Mr Hyberry always said no, he regretted he had never been fortunate enough to go to sea. Then the politician would actually begin to talk of knots, of knots and seizings; unmanageable, iced-up knots off Patagonia.
It was not as subtle even as Knoller, but the purpose was the same. They wanted to find out that he was privately a monster with a profound lust for his task.
Hyberry refused to tell them how he had had a sober maternal uncle, a devoted man who, fallen to arthritis, merely wanted to hand on an onus of public duty to someone
who would carry it with dispassion.
In the early hours of a November morning, however, Mr Hyberry, sleepless in his high-prowed marital bed, could not be dispassionate. The loud-mouth politician had told him – in confidence! – at lodge the evening before that the Premier had put down Hyberry’s name for an M.B.E. on a preparatory list of nominations for royal honours. The list was to mark the new year and the new federation.

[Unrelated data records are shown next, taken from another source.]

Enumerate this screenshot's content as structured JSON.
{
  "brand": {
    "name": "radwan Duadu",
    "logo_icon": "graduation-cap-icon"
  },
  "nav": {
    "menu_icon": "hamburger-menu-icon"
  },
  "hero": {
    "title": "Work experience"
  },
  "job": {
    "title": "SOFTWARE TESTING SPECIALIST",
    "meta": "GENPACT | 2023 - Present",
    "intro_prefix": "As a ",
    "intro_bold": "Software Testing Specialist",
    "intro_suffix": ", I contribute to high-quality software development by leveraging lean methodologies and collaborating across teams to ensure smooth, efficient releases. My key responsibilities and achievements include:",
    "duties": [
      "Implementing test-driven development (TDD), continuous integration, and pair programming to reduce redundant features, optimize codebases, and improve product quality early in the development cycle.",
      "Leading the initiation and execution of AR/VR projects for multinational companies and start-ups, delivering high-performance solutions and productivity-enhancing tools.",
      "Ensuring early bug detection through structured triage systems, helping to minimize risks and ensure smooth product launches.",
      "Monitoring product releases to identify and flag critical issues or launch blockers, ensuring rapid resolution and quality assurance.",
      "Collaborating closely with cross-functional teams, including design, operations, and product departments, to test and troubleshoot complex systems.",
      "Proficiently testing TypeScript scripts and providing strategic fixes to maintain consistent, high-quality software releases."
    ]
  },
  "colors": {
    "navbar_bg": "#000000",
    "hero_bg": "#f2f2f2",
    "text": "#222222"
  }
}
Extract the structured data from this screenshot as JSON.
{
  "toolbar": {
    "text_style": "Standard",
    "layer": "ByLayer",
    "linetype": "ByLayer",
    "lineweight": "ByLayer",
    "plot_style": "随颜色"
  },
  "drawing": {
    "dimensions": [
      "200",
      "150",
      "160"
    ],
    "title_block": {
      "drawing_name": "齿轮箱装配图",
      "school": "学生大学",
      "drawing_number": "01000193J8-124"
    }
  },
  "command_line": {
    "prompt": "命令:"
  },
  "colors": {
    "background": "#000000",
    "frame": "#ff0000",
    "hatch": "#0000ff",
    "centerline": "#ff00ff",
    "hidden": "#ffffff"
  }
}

“But he can’t now, Wallace, yer understand. Not till those Blacksmiths have got caught. If they git shot, good-oh, all above board! But if yer have to hang ’em, what with the public interest in the case, it’ll look like yer gitting a reward for stringing them up. Never mind, in a year or two …”
Mr Hyberry wanted a royal honour, humbly knew it to be his due. He thought it was unfair that whether he got one or not depended not only on the normal vagaries of politics but on who committed murder and when, on when they were captured and tried, and on the intensity with which their murders struck the public mind.
“I mean t’ say,” the politician had said, “it’ll be hard enough choosing a time to hang ’em. Everyone’ll be in such a high frame of mind with all this federation nonsense. Hangin’ and things to do with it’ll be a little bit out of place.”
They would probably give the M.B.E. he coveted to a senior sewage engineer. For sewage was less contingent than crime and punishment.
13
And now McCreadie became a habit. He would hold his breath and take the risk of beginning to speak of bloodlust and murder.
“I can understand your being angry,” he would say in the midst of a night silence. “Oh, I can imagine it, Jimmie. I mean, settlers still talked about marauding blacks. Only ten years ago they did. But how many whites really ever got killed by aborigines? No one knows. I bet it wasn’t more than four or five thousand. If that. Then, you might ask, how many aborigines did the whites kill? The answer is a quarter of a million. Two hundred and seventy thousand have gone. I can understand your being angry.”
Jimmie secretly loved to hear these admissions. They were the luxuries he kept McCreadie for.
Then McCreadie and Mort would argue about their killings. Perhaps it should have been hard for Jimmie Blacksmith to listen. It was easy; because crimes like the Wallah massacre made the criminal, him, Jimmie, feel remote, a phantasm; and his terror of unreality, of hell, of demon-harbouring, could be soothed by this sort of debate.